Dharmatio hanya mengangguk lelah, membalas senyum istrinya dengan rasa syukur. Ia kemudian menuju kamar untuk melihat putranya yang tertidur pulas, sementara Cindya melangkah ke dapur, sibuk menyiapkan makan malam yang hangat.
Saat memotong sayuran, pikiran Cindya mulai dipenuhi refleksi. Melihat kondisi Dharmatio yang begitu lelah membuatnya merasa bersalah. Perasaannya diliputi oleh penyesalan karena telah berprasangka buruk terhadap suaminya selama beberapa hari terakhir. Ia menarik napas perlahan, berusaha mengendapkan emosi-emosi negatif yang terus mengintainya.
"Aku harus lebih mempercayai Dharmatio," bisiknya dalam hati. Ia sadar, hubungan yang harmonis hanya bisa terjaga jika ia mampu mengendalikan pikirannya yang tidak beralasan. Dia tak ingin pikiran negatif yang tak berdasar merusak hubungan mereka, apalagi Dharmatio telah menunjukkan betapa keras ia bekerja demi keluarganya.
Usai menyiapkan makan malam, Cindya memanggil suaminya ke meja makan. Dharmatio duduk, menikmati aroma masakan yang begitu akrab di indera penciumannya. "Terima kasih, Sayang. Kamu selalu tahu cara membuatku merasa lebih baik," ucapnya dengan senyum tulus.
Cindya hanya tersenyum, tetapi kali ini dengan ketenangan yang lebih mendalam. Ia menyadari bahwa cinta tidak hanya berarti percaya pada pasangan, tetapi juga pada niat baik yang mereka bawa. Saat melihat Dharmatio mulai menyantap makan malamnya, rasa hangat di hatinya kembali mengalir, membawa keyakinan bahwa hubungan mereka akan selalu bisa melewati badai kecil seperti ini.
Makan malam itu berlangsung dalam keheningan yang terasa berat, seolah-olah ada sesuatu yang tak terucapkan di antara mereka. Cindya dan Dharmatio fokus pada makanan masing-masing, tetapi pikiran mereka tampaknya melayang ke tempat lain. Setelah piring-piring kosong, Dharmatio bersandar di kursinya sejenak, mengamati istrinya yang mulai mencuci piring di wastafel.

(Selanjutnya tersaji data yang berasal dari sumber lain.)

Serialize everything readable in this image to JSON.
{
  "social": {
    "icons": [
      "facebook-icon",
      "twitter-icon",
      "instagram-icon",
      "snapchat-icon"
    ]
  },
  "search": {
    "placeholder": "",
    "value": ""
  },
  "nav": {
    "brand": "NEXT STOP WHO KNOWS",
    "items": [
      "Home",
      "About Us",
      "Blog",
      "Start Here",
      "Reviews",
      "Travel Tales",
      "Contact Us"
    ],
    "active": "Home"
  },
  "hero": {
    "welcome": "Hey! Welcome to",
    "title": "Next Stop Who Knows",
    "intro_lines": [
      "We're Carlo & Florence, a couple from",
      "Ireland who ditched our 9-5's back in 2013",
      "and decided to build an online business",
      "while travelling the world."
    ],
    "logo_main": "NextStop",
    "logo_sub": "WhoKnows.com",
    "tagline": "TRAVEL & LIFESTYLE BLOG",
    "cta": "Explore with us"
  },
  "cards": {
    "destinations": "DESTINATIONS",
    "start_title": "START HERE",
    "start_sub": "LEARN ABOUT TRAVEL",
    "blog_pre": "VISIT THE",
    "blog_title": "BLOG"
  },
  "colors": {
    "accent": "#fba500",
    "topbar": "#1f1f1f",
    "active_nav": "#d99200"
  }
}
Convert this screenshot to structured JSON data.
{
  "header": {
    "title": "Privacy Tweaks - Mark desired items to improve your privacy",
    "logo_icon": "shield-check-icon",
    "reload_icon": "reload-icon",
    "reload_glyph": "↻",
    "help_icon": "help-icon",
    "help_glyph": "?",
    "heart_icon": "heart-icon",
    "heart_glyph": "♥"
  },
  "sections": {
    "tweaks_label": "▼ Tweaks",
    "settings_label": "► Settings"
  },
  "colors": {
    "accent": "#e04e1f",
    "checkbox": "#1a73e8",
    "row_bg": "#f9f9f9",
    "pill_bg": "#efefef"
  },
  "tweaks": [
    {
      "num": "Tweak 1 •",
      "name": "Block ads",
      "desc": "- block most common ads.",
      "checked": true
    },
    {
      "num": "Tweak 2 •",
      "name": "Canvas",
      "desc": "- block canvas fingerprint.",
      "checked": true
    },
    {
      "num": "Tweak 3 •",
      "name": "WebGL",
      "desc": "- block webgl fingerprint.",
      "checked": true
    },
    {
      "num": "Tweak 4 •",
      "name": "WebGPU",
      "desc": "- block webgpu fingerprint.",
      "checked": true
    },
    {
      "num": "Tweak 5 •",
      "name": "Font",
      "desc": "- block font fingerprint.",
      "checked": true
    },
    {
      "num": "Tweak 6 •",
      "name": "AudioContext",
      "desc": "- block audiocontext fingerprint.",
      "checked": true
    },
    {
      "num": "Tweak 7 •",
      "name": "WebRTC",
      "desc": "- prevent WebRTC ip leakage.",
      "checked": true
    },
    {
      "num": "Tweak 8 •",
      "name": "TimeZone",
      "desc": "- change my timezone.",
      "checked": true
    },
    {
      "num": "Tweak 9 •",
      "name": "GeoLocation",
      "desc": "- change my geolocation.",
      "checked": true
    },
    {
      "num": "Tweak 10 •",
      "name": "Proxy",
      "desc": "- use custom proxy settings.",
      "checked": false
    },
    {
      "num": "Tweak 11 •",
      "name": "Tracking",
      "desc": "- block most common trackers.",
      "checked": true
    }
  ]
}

"Cindya," panggil Dharmatio dengan nada lembut, tetapi cukup untuk membuat istrinya menghentikan gerakannya. "Apa yang sedang kamu pikirkan?" tanyanya, suaranya terdengar tulus, penuh perhatian.
Cindya membeku sejenak, tangan yang memegang piring berhenti di bawah aliran air. Ia perlahan menoleh, matanya bertemu dengan tatapan Dharmatio yang penuh rasa ingin tahu. Ada sesuatu dalam tatapan itu yang membuat Cindya merasa sulit untuk menghindar. Namun, alih-alih menjawab, ia menipiskan bibirnya, lalu melontarkan pertanyaan balik. "Kenapa kamu bertanya seperti itu?"
Dharmatio menaikkan sebelah alisnya, sedikit bingung tetapi tetap tenang. Ia bangkit dari kursinya, melangkah mendekati Cindya yang masih berdiri di depan wastafel. Tanpa peringatan, kedua tangannya melingkar di pinggang istrinya, menariknya ke dalam pelukan yang hangat namun penuh intensitas.
Gerakan itu membuat Cindya membeku seketika. Ia bisa merasakan kehangatan tubuh suaminya di belakangnya, dan suara Dharmatio yang berat, dengan nada yang sedikit serak, terdengar jelas di telinga kanannya. "Karena aku bisa merasakan ada sesuatu yang mengganggu pikiranmu," bisiknya, suaranya begitu dekat hingga membuat bulu kuduk Cindya berdiri.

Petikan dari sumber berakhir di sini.